Süleyman Seba'yla Beşiktaş tarihinin çok zor dönemlerini yaşadım. 80'ler öncesi, 70'li yılların sonunda bir "Kibrit Çak" kampanyası yapacak duruma düştü Beşiktaş. Sonra Gazi Akınal ve Mehmet Üstünkaya gibi iki kurtarıcı çıktı.

Atıf Keçeci'nin başına geçtiği Öz Kaynak Devrimi ile Beşiktaş'ın makus tarihini değiştirdi. Beşiktaş o günlerde bile bu kadar kötü değildi, o zamanlar Beşiktaş kenetlenebiliyordu. Ancak büyük hataları da vardı. İzleri silinmeyecek en büyük hata, herkesi birbirine düşürüp düşman etmesiydi. Bu, Beşiktaş camiasını 4'e, 5'e böldü.

Ahmet Nur Çebi başarısız bir başkandı, ama en başarısız başkanın bile kurulda konuşma hakkı vardı; fakat konuşturmadılar. Kindar bir yönetim sergiliyor, verdiği hiçbir sözü tutmadığı gibi, vizyonla göreve getirdiği arkadaşlarını da harcadı. Beşiktaş camiasında çok önemli isimlerden biri olan ve maddi-manevi gücü olan Onur Göçmez’i küstürdü. Bütün yapıyı emanet edeceğim dediği Samet Aybaba’yı devre dışı bıraktı. Her şeyi, Ali Koç’un tavsiyesiyle Beşiktaş yönetimine girdiği Kaan Şakul yaptı. Hüseyin Yücel, Hasan Arat, Kaan Şakul, Beşiktaş’ı harcadı.

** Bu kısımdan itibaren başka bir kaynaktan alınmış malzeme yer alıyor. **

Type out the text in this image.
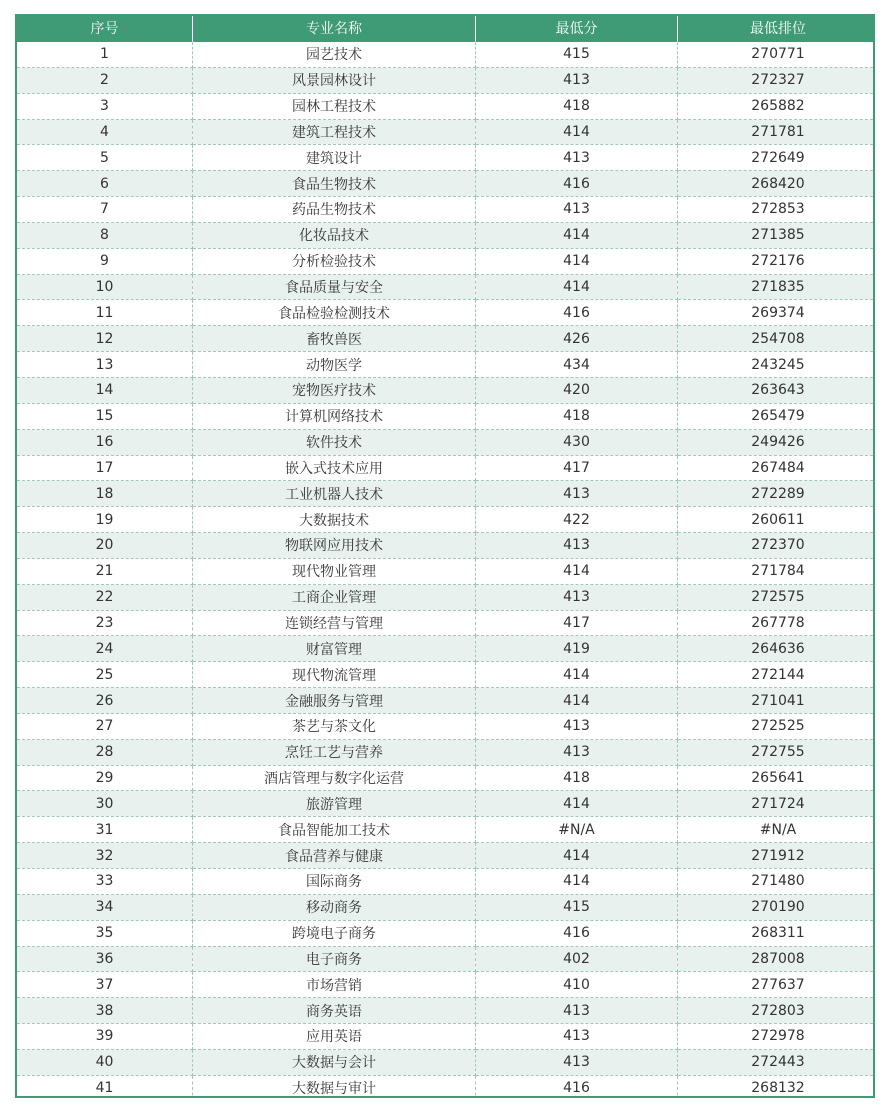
序号	专业名称	最低分	最低排位
1	园艺技术	415	270771
2	风景园林设计	413	272327
3	园林工程技术	418	265882
4	建筑工程技术	414	271781
5	建筑设计	413	272649
6	食品生物技术	416	268420
7	药品生物技术	413	272853
8	化妆品技术	414	271385
9	分析检验技术	414	272176
10	食品质量与安全	414	271835
11	食品检验检测技术	416	269374
12	畜牧兽医	426	254708
13	动物医学	434	243245
14	宠物医疗技术	420	263643
15	计算机网络技术	418	265479
16	软件技术	430	249426
17	嵌入式技术应用	417	267484
18	工业机器人技术	413	272289
19	大数据技术	422	260611
20	物联网应用技术	413	272370
21	现代物业管理	414	271784
22	工商企业管理	413	272575
23	连锁经营与管理	417	267778
24	财富管理	419	264636
25	现代物流管理	414	272144
26	金融服务与管理	414	271041
27	茶艺与茶文化	413	272525
28	烹饪工艺与营养	413	272755
29	酒店管理与数字化运营	418	265641
30	旅游管理	414	271724
31	食品智能加工技术	#N/A	#N/A
32	食品营养与健康	414	271912
33	国际商务	414	271480
34	移动商务	415	270190
35	跨境电子商务	416	268311
36	电子商务	402	287008
37	市场营销	410	277637
38	商务英语	413	272803
39	应用英语	413	272978
40	大数据与会计	413	272443
41	大数据与审计	416	268132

Bu yaralar nasıl kapanır, bilmiyorum. Beşiktaş nasıl toplanır, onu da bilmiyorum. Süleyman Seba’nın devamı olan Serdar Bilgili başta olmak üzere eski divan başkanları bir araya gelmeli, bu kırgınlıkları mutlaka sarmalılar. Hasan Arat’ın açtığı yaraları kapatamazlar ama pansuman yapmalılar.

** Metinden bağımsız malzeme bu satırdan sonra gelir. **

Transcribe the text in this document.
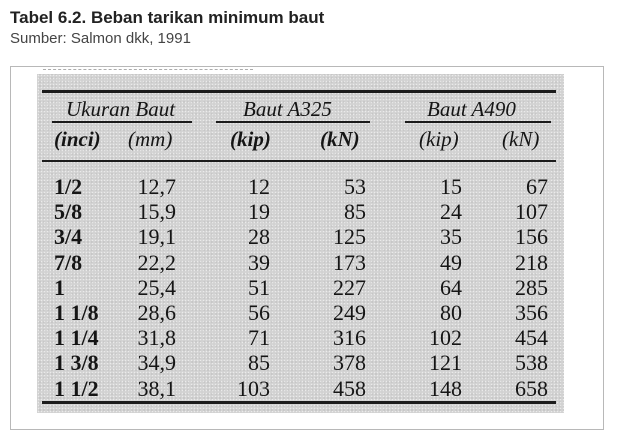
Tabel 6.2. Beban tarikan minimum baut

Sumber: Salmon dkk, 1991

Ukuran Baut	Baut A325	Baut A490
(inci) (mm)	(kip) (kN)	(kip) (kN)
1/2	12,7	12	53	15	67
5/8	15,9	19	85	24 107
3/4	19,1	28	125	35 156
7/8	22,2	39	173	49 218
1	25,4	51	227	64 285
1 1/8 28,6	56	249	80 356
1 1/4 31,8	71	316	102 454
1 3/8 34,9	85	378	121 538
1 1/2 38,1	103	458	148 658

Hasan Arat, rahmetli Seba bugün mezarından kalksa, Hasan Arat’a el vermeyi bırak, selam dahi vermezdi. "Süleyman Seba n'ın Beşiktaş'ı üzmeyin" diyen devamı olduğunu söyleyen Hasan Arat, üzmek şöyle dursun, Beşiktaş'ı yerle bir etti.